1986 beispielsweise schreibt der Spiegel in einem Beitrag: Warum investieren zigtausende Tamilen ihr ganzes Vermögen in ein Flugticket nach Deutschland, „wo es doch mit dem Fischerboot nur ein Katzensprung ins rettende Indien ist“.

Selbst der Vorsitzende des Deutschen Roten Kreuzes, Botho Prinz von Sayn-Wittgenstein, kann sich einen Kommentar nach einem Besuch in Sri Lanka nicht verkneifen: „Warum kommen die in unser Land und holen sich Erkältungen, wenn sie es hier doch so warm haben können?“.

„Am 31. Januar 1992 stirbt eine sri-lankische Familie im Schlaf in den Flammen eines Feuers.“

Acht Jahre später, am 31. Januar 1992 stirbt eine sri-lankische Familie – eine 31-jährige Mutter, ein 28-jähriger Vater und ihr einjähriges Kind – im Schlaf in den Flammen eines Feuers, das von drei Deutschen in einer Lampertheimer Geflüchtetenunterkunft in Hessen gelegt wird.

Es ist der sechste Brandangriff auf eine Geflüchtetenunterkunft im selben Monat. Der Brandanschlag wird anfänglich als „fahrlässige Brandstiftung aus Doofheit“ betitelt. Die drei Täter sprechen von einem Scherz (Lampertheimer Zeitung, 14. Oktober 1994), der schiefgeht. Sie haben nichts gegen Ausländer, sie wollten das Haus „einfach so anzünden“. (Südhessen Morgen, 14. Oktober 1994)
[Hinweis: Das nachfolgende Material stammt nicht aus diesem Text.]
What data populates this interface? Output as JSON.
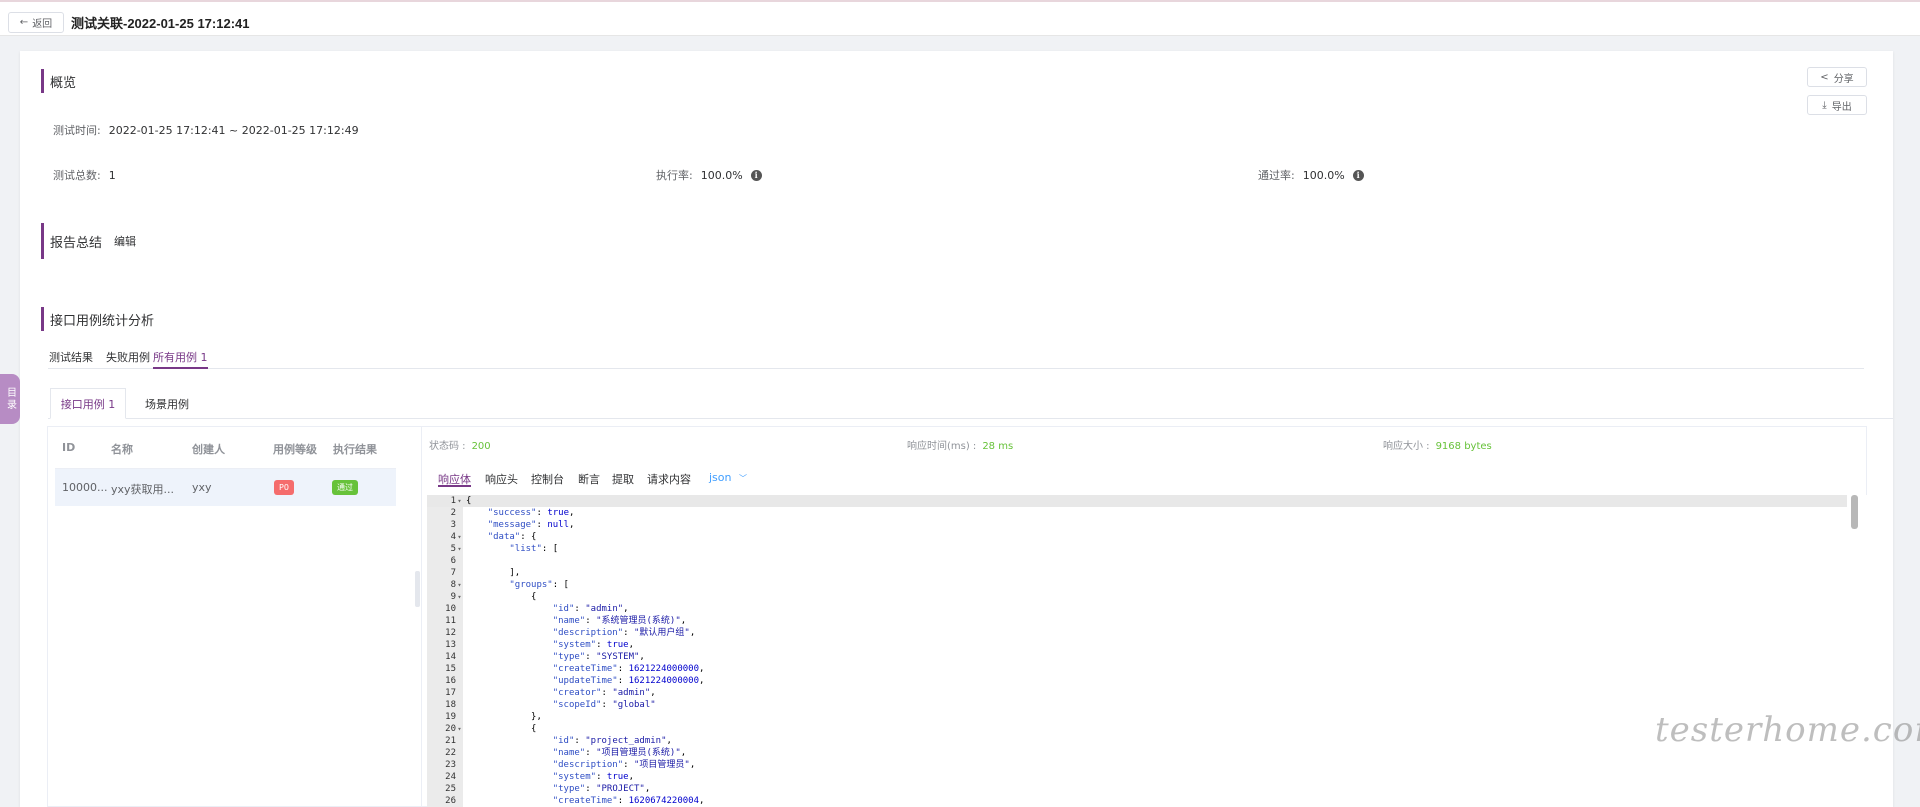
{
  "header": {
    "back_label": "返回",
    "title": "测试关联-2022-01-25 17:12:41"
  },
  "overview": {
    "title": "概览",
    "share_label": "分享",
    "export_label": "导出",
    "test_time_label": "测试时间:",
    "test_time_value": "2022-01-25 17:12:41 ~ 2022-01-25 17:12:49",
    "total_label": "测试总数:",
    "total_value": "1",
    "exec_rate_label": "执行率:",
    "exec_rate_value": "100.0%",
    "pass_rate_label": "通过率:",
    "pass_rate_value": "100.0%"
  },
  "summary": {
    "title": "报告总结",
    "edit_label": "编辑"
  },
  "analysis": {
    "title": "接口用例统计分析"
  },
  "result_tabs": [
    {
      "label": "测试结果"
    },
    {
      "label": "失败用例"
    },
    {
      "label": "所有用例  1"
    }
  ],
  "case_tabs": [
    {
      "label": "接口用例  1"
    },
    {
      "label": "场景用例"
    }
  ],
  "table": {
    "headers": [
      "ID",
      "名称",
      "创建人",
      "用例等级",
      "执行结果"
    ],
    "rows": [
      {
        "id": "10000...",
        "name": "yxy获取用...",
        "creator": "yxy",
        "level": "P0",
        "result": "通过"
      }
    ]
  },
  "response": {
    "status_label": "状态码 :",
    "status_value": "200",
    "time_label": "响应时间(ms) :",
    "time_value": "28 ms",
    "size_label": "响应大小 :",
    "size_value": "9168 bytes",
    "tabs": [
      "响应体",
      "响应头",
      "控制台",
      "断言",
      "提取",
      "请求内容"
    ],
    "format": "json"
  },
  "code_lines": [
    "{",
    "    \"success\": true,",
    "    \"message\": null,",
    "    \"data\": {",
    "        \"list\": [",
    "",
    "        ],",
    "        \"groups\": [",
    "            {",
    "                \"id\": \"admin\",",
    "                \"name\": \"系统管理员(系统)\",",
    "                \"description\": \"默认用户组\",",
    "                \"system\": true,",
    "                \"type\": \"SYSTEM\",",
    "                \"createTime\": 1621224000000,",
    "                \"updateTime\": 1621224000000,",
    "                \"creator\": \"admin\",",
    "                \"scopeId\": \"global\"",
    "            },",
    "            {",
    "                \"id\": \"project_admin\",",
    "                \"name\": \"项目管理员(系统)\",",
    "                \"description\": \"项目管理员\",",
    "                \"system\": true,",
    "                \"type\": \"PROJECT\",",
    "                \"createTime\": 1620674220004,"
  ],
  "side_label": "目录",
  "watermark": "testerhome.com",
  "colors": {
    "accent": "#783887",
    "success": "#67c23a",
    "danger": "#f56c6c",
    "link": "#409eff"
  }
}
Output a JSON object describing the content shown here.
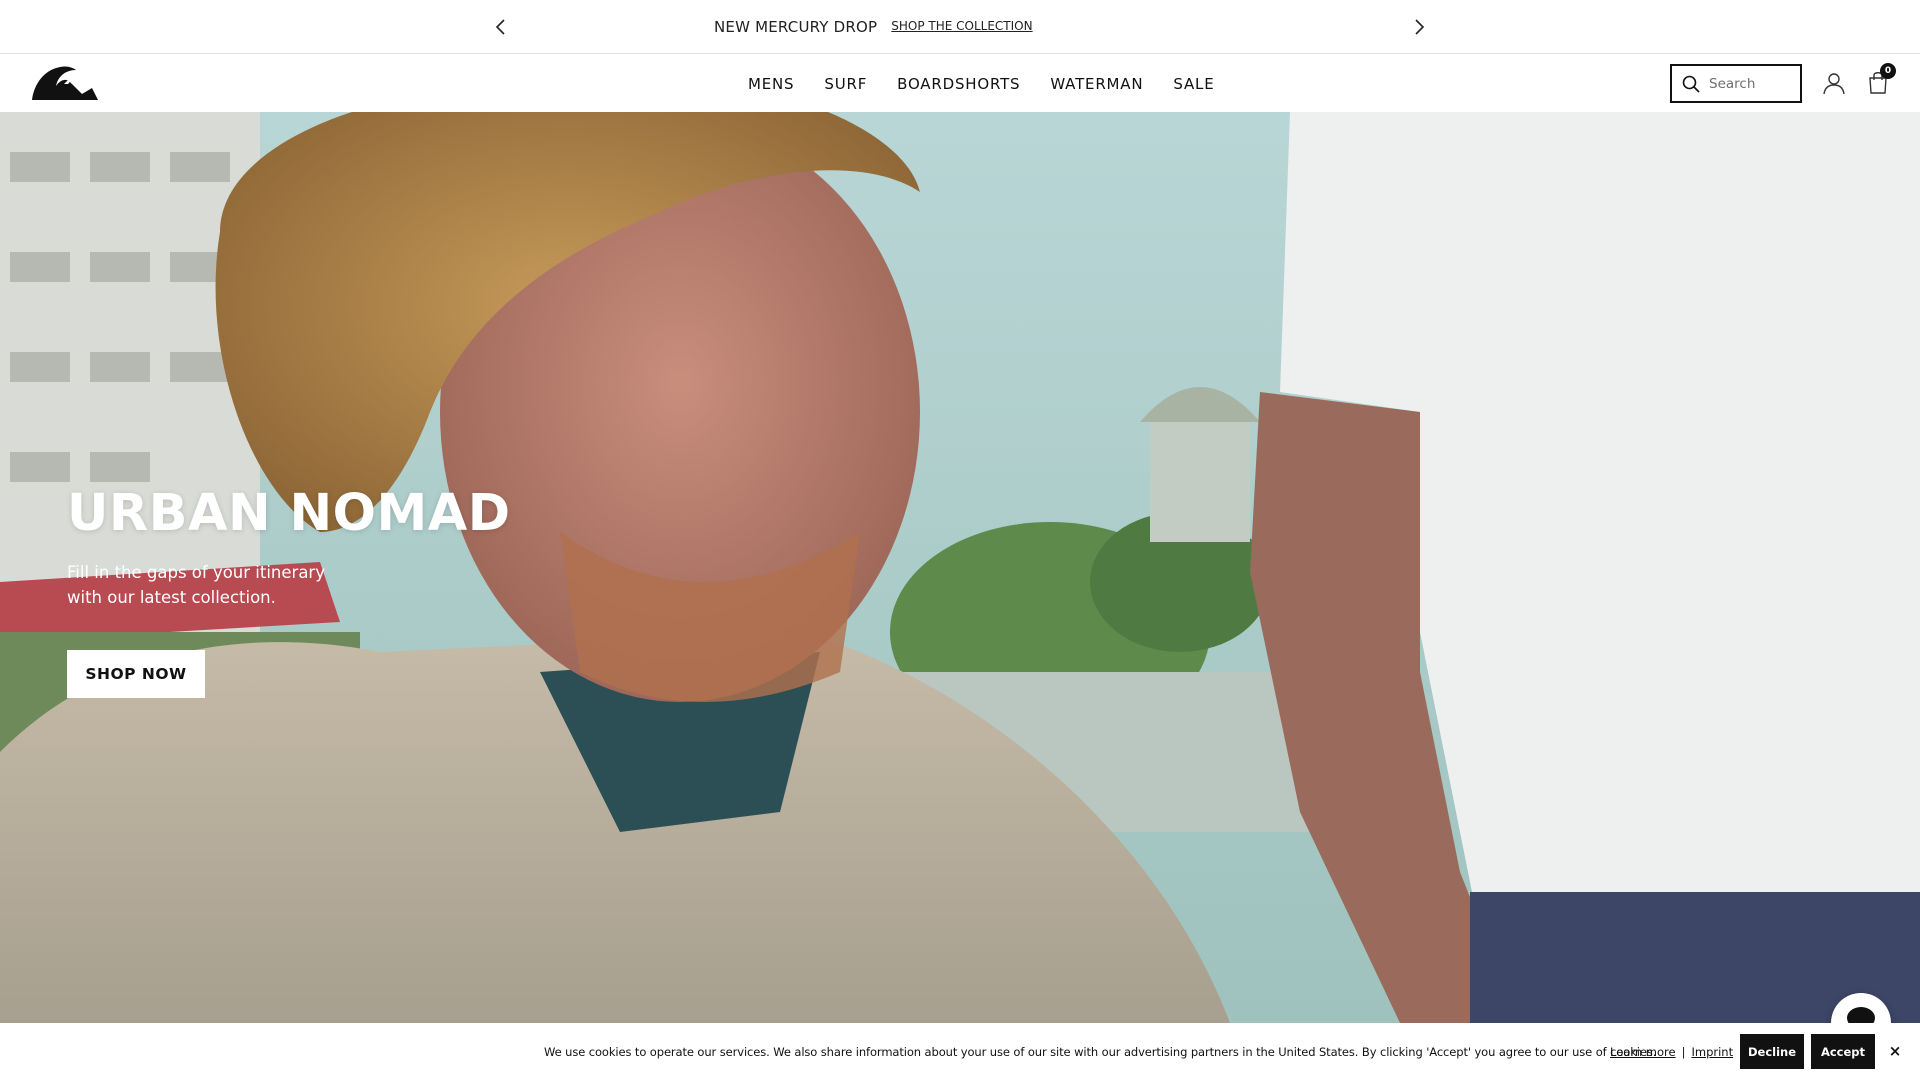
{
  "announcement": {
    "message": "NEW MERCURY DROP",
    "link": "SHOP THE COLLECTION",
    "prev_icon": "chevron-left-icon",
    "next_icon": "chevron-right-icon"
  },
  "header": {
    "logo": "quiksilver-logo",
    "nav": [
      "MENS",
      "SURF",
      "BOARDSHORTS",
      "WATERMAN",
      "SALE"
    ],
    "search_placeholder": "Search",
    "search_icon": "search-icon",
    "account_icon": "user-icon",
    "cart_icon": "bag-icon",
    "cart_count": "0"
  },
  "hero": {
    "title": "URBAN NOMAD",
    "subtitle": "Fill in the gaps of your itinerary with our latest collection.",
    "cta": "SHOP NOW"
  },
  "cookie": {
    "text": "We use cookies to operate our services. We also share information about your use of our site with our advertising partners in the United States. By clicking 'Accept' you agree to our use of cookies.",
    "learn_more": "Learn more",
    "separator": "|",
    "imprint": "Imprint",
    "decline": "Decline",
    "accept": "Accept",
    "close": "×"
  },
  "chat_icon": "chat-bubble-icon",
  "colors": {
    "text": "#111111",
    "button_dark": "#111111",
    "hero_bg": "#a9c7c4"
  }
}
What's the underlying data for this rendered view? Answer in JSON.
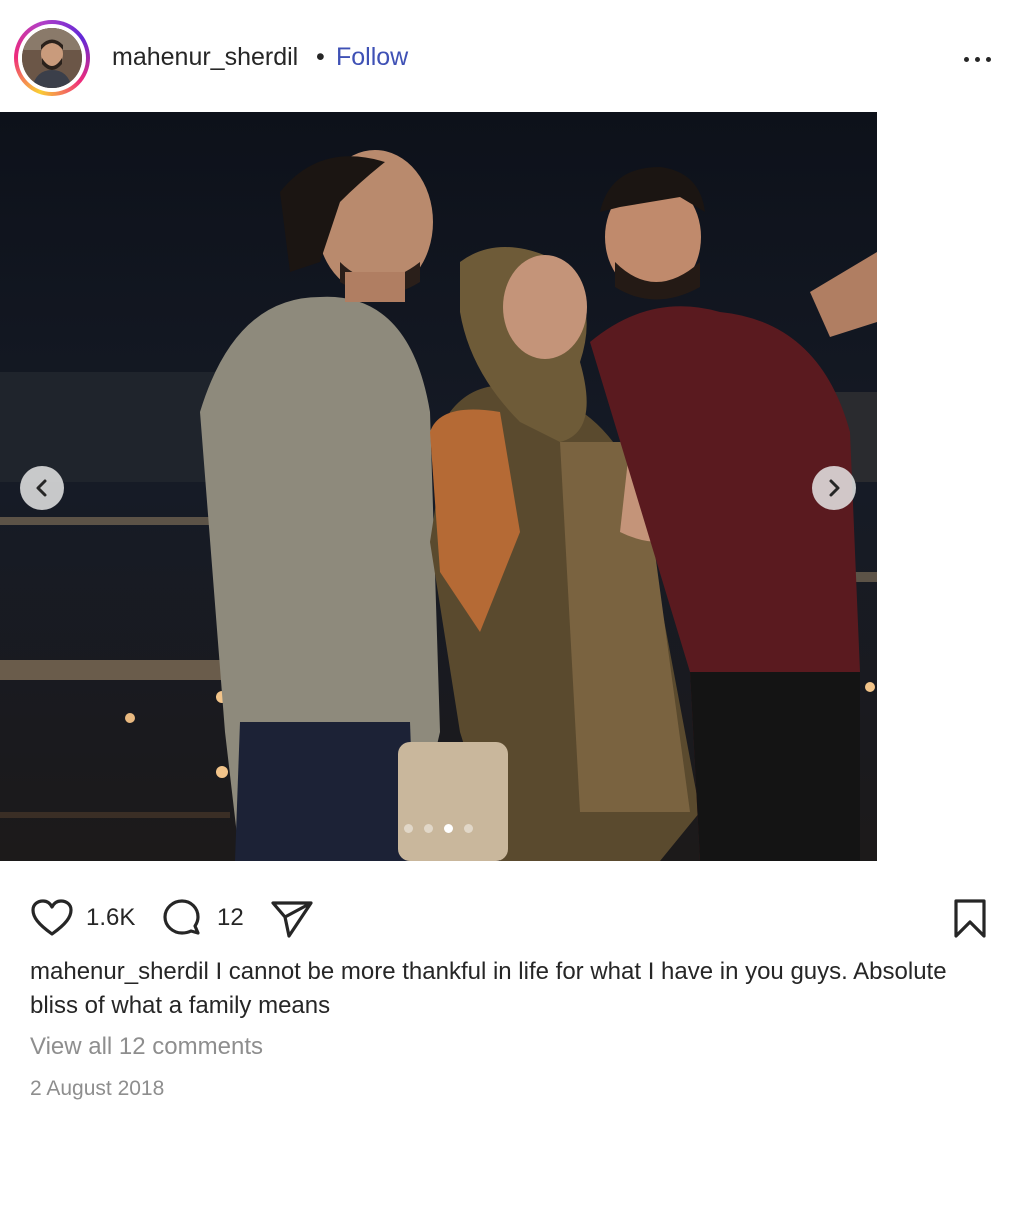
{
  "post": {
    "username": "mahenur_sherdil",
    "separator": "•",
    "follow_label": "Follow",
    "more_icon": "more-horizontal-icon",
    "image_description_icon": "post-photo",
    "carousel": {
      "total_slides": 4,
      "active_slide": 3
    },
    "likes": "1.6K",
    "comments_count": "12",
    "caption_user": "mahenur_sherdil",
    "caption_text": "I cannot be more thankful in life for what I have in you guys. Absolute bliss of what a family means",
    "view_all_comments": "View all 12 comments",
    "date": "2 August 2018"
  },
  "colors": {
    "link": "#3f51b5",
    "text": "#262626",
    "muted": "#8e8e8e"
  }
}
Einer der Täter widerlegt einen politischen Hintergrund der Tat mit seiner Mitgliedschaft in einer italienischen Fußballmannschaft. Nicht verhehlen will er jedoch, dass er Asylbewerber:innen als „Wirtschaftsflüchtlinge“ betrachtet. (Südhessen Morgen, 14. Oktober 1994)

„Bis heute gilt der Angriff als nicht rechtsextrem.“

Trotz der Schwere der Tat und dem Kontext rechtsradikaler Angriffe gegen nicht weiß-gelesene Menschen in dieser Zeit wird ein rechtsextremes Motiv ausgeschlossen. Bis heute gilt der Angriff als nicht rechtsextrem. Unter anderem, weil die Täter behaupten, jemanden aus der Geflüchtetenunterkunft zu kennen. Sie werden zu 4,5 bis 5,5 Jahren Haft verurteilt.

1994 forderte Heinz Fraas, der Landesvorsitzende von Hessen, offiziell eine Erstattung von 24.017,26 DM von der sri-lankischen Botschaft. Dieser Betrag entspricht den Kosten, die den örtlichen Behörden durch die verstorbene Familie entstanden sind.

„Post mortem zahlt die Familie damit für ihren eigenen Tod.“

Der ausstehende Betrag wird später von einem Sparkonto der sri-lankischen Familie gezahlt, das nach dem Todesfall entdeckt wird. Post mortem zahlt die Familie damit für ihren eigenen Tod. Fraas rechtfertigt seine Berechnung wie folgt: „Wir sind nicht dafür verantwortlich, wenn Kriminelle ein Haus anzünden“.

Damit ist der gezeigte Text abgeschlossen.